This time I remembered to bring my memory card. I also brought along a spare 2gb backup card I purchased on the spur of the moment. The weather was cooperative (it wasn’t raining). In fact, with late afternoon sun mostly peeking through the clouds it was pretty good.
Note: I started this article a month ago, but I only got around to finishing it May 1. I’ve got to make more time for photography.
I started out in the Inner Harbour. As I arrived in the Songhees I noticed a float plane start up. I grabbed my tripod and bag and hurried over to the water’s edge to catch a couple of planes taking off into the sun. No time for fancy compositions, camera settings, or even the tripod. I just sat on the rocks and braced the camera on my knee.
Then the Victoria Clipper cast off for it’s return trip to Seattle A few grab shots of that also.
I then moved to the other side of this rocky knoll to get some shelter from the wind. I set up my tripod and took some shots of the harbour.
Getting cold, I headed back to the car and a waiting cup of coffee. I cruised on down to Beach drive to see what Ogden Point would look like. It was too early for sunset. I moved on down the road and noticed the glow from the new leaves on this willow tree. I stopped to take a few shots. Repositioning to get various compositions of this tree in combination with sitting benches and some geese.
The next day I offloaded the files. Since I had been shooting RAW+L I had 1GB of files to transfer and I was surprised when my Pro 133x Lexar card took 21 minutes to offload them. I was even more surprised when I copied those files to my cheap SanDisk backup card and found it also took 21 minutes to copy. Now I know my desktop’s card reader is SLOW. Fortunately Lexar includes a “free” SD card reader with their pro card, so I tried it out and got a copy time of 1-2 minutes. Nice, but unfortunately, the Lexar card reader doesn’t respond to the SanDisk card.

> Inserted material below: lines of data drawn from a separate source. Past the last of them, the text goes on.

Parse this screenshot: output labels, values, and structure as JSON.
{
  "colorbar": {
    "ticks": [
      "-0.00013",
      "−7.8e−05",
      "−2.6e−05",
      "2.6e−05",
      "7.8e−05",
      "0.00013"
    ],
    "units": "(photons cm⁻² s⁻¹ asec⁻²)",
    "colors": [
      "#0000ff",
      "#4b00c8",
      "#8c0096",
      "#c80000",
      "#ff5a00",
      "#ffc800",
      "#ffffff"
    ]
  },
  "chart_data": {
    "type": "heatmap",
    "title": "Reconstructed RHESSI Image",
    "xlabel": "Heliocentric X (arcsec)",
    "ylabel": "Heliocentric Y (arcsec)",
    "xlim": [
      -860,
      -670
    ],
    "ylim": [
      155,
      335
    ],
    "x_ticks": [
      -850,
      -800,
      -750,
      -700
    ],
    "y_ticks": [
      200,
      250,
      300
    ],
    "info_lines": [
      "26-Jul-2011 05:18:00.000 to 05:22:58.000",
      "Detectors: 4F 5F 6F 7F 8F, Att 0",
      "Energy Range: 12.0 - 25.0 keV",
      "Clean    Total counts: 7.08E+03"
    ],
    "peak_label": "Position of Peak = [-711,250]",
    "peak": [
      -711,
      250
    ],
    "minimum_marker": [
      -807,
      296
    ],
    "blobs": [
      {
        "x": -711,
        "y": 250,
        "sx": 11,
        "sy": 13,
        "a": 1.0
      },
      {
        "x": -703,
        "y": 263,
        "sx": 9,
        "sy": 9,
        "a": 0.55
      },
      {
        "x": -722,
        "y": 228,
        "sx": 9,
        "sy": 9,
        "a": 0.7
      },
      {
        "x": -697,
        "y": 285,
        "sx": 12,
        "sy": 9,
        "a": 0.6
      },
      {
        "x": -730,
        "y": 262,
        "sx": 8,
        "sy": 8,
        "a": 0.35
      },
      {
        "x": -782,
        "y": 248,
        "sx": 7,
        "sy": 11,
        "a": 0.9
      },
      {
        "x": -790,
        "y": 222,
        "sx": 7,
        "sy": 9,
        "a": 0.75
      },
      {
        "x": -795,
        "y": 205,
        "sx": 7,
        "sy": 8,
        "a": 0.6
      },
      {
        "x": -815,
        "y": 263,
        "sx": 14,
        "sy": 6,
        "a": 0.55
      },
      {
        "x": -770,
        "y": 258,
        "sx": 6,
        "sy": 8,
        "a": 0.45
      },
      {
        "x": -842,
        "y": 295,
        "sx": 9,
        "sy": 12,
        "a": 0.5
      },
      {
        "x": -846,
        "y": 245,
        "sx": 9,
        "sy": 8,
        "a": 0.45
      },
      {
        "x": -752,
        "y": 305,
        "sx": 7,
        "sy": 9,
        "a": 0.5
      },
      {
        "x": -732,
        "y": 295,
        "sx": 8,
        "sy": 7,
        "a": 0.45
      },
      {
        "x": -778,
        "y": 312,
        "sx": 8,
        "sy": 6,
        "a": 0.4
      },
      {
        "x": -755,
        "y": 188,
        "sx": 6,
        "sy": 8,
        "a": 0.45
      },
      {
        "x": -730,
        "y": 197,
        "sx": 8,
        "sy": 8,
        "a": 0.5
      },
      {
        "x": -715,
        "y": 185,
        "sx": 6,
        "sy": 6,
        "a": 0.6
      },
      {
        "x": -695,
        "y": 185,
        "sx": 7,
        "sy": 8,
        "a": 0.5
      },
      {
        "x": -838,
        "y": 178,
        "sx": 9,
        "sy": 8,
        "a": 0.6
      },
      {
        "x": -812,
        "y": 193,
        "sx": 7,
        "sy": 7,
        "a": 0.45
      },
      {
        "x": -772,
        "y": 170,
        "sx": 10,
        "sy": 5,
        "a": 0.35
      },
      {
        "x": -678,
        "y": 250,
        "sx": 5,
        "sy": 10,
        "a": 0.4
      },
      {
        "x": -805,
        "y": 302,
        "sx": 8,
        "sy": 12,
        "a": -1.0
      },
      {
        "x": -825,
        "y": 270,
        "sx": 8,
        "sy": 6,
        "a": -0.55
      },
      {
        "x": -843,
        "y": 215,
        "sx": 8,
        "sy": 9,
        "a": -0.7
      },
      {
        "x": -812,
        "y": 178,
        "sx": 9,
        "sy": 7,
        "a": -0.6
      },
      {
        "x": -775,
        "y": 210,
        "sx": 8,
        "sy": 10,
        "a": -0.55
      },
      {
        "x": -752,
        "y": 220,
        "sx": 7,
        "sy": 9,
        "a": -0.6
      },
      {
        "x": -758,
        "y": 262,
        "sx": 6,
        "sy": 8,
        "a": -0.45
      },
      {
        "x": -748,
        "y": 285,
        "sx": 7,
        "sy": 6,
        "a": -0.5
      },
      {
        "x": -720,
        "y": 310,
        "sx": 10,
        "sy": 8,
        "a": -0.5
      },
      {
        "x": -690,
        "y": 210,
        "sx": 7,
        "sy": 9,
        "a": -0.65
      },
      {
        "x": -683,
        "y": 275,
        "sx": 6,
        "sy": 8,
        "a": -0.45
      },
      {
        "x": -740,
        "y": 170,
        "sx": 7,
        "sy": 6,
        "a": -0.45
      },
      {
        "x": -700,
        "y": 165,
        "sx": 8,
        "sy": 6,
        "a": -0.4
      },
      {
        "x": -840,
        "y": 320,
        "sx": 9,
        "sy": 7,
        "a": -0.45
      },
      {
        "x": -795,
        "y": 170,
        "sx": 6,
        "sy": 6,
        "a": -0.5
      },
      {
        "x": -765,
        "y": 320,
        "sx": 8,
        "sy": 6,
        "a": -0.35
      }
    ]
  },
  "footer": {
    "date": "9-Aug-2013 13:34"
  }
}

I have a 12-1 card reader I got for my laptop, I’ll have to try some speed tests on that.
The other thing I noticed right away is how DARK the jpegs were. Afterward I checked my camera and I must have at some point accidently set some exposure compensation. Fortunately all the RAW files looked good and Photoshop Elements 5 had no problem working with them.
I’ll probably just work with RAW in the future, unless I know I’m going to need the jpegs right away.